Hello! I am in a book club with a bunch of ladies in their fifties and sixties.
I am an English Professor and really love classics, but sometimes my picks don’t land because this group isn’t too interested in reading anything particularly dense.
With that said, they have great discussions and are open to a wide variety of genres. Some books they have enjoyed include:
-Beautyland by Marie Helene Bertino
-The Snow Child by Eowyn Ivey
-Fried Green Tomatoes by Fannie Flagg
-11.22.63 by Stephen King
Some books that they did not enjoy were:
-The Bluest Eye by Toni Morrison (they understood why the themes were important but struggled to understand the book on a literal level)
-The Swerve by Stephen Greenblat (they found it too dense and boring).
I should also mention that most of the ladies are queer, so straight to romance novels, like Emily Henry books, don’t tend to interest them.
Let me know if you have any ideas! Thanks in advance.
by emilywildewendell
6 Comments
This post from 2 days ago feels ultra relevant: https://www.reddit.com/r/suggestmeabook/s/FhbunivSP3
I feel like every woman I know who’s over 40 is obsessed with Kristin Hannah. So maybe one of her recent books? I haven’t read any of them so I can’t recommend specifically.

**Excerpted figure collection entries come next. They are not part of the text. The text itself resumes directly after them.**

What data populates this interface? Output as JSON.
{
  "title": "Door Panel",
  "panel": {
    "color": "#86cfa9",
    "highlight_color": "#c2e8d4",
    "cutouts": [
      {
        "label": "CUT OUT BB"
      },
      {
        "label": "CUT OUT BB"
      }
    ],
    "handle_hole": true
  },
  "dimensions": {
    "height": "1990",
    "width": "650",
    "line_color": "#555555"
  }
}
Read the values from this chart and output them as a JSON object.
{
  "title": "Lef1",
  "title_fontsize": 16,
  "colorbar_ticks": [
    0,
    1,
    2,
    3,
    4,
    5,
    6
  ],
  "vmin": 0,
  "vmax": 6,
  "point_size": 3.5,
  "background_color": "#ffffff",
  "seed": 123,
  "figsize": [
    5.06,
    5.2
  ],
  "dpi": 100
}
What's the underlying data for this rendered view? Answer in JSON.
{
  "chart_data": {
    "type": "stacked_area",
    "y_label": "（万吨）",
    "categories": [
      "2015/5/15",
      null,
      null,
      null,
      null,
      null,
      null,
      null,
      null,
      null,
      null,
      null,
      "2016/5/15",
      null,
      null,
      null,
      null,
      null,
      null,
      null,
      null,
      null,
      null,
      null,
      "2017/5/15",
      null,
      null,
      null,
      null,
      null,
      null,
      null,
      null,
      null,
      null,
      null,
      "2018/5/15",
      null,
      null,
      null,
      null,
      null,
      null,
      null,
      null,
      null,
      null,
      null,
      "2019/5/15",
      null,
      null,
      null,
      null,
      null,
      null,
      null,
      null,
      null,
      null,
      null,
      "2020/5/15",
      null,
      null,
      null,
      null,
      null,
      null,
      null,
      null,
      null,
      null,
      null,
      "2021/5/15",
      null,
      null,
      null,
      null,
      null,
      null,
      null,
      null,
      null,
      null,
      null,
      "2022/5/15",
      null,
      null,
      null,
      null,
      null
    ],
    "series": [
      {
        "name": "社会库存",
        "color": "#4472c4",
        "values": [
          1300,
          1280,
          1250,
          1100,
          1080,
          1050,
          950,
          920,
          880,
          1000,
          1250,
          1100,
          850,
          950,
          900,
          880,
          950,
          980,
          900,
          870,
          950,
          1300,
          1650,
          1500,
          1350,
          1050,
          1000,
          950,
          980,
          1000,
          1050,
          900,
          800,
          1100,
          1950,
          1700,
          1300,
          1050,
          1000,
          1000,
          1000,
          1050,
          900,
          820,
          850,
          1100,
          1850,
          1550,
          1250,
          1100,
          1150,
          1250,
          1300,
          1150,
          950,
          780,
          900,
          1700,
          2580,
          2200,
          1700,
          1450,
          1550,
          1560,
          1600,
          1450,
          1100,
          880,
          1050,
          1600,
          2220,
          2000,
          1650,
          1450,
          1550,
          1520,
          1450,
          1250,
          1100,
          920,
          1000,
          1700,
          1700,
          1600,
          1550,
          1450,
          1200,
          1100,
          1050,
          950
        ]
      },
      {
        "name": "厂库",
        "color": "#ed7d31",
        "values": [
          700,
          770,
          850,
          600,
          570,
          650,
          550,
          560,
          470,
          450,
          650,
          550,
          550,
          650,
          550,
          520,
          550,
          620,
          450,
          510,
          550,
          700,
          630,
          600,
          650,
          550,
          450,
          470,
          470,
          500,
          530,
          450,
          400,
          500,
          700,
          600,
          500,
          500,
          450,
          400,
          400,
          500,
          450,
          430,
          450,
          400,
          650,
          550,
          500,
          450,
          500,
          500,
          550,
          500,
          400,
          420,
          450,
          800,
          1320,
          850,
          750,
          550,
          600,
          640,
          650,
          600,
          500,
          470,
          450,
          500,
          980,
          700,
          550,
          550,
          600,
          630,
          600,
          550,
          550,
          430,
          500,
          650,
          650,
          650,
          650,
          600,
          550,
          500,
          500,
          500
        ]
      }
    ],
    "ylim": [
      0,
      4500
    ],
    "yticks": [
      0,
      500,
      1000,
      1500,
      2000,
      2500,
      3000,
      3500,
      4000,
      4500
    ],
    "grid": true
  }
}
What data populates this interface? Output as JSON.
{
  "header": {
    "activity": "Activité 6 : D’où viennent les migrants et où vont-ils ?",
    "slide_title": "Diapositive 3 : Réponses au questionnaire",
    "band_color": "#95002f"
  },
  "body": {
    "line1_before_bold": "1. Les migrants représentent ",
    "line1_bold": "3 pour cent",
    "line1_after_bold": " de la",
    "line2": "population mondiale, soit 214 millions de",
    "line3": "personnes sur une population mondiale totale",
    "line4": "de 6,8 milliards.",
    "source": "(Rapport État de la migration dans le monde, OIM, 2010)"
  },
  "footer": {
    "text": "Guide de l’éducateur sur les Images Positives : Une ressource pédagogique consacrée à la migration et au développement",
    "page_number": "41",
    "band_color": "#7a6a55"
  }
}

Check out Miranda July’s All Fours. Goes into monogamy, motherhood, sexuality, menopause, creativity. Very provocative book with so much to talk about.
Lollywillowes by Sylvia Townsend Warner
Faces in the Crowd by Valeria Luiselli. She wrote many other books, but this is the only one I read.
I’m in a book club that goes 1880–19 30 and we’ve read some very readable and enjoyable books that might please you and them – A Mirror for Witches by Esther Forbes is really reasonable and very feminist, from the 1920s, and I wouldn’t say it is dense.
We just read Mrs. Dalloway by Virginia Woolf and it’s only about 130 pages and it’s surprisingly readable, and Clarissa Dalloway turns out to have been rather gay in her youth, so that might interest them.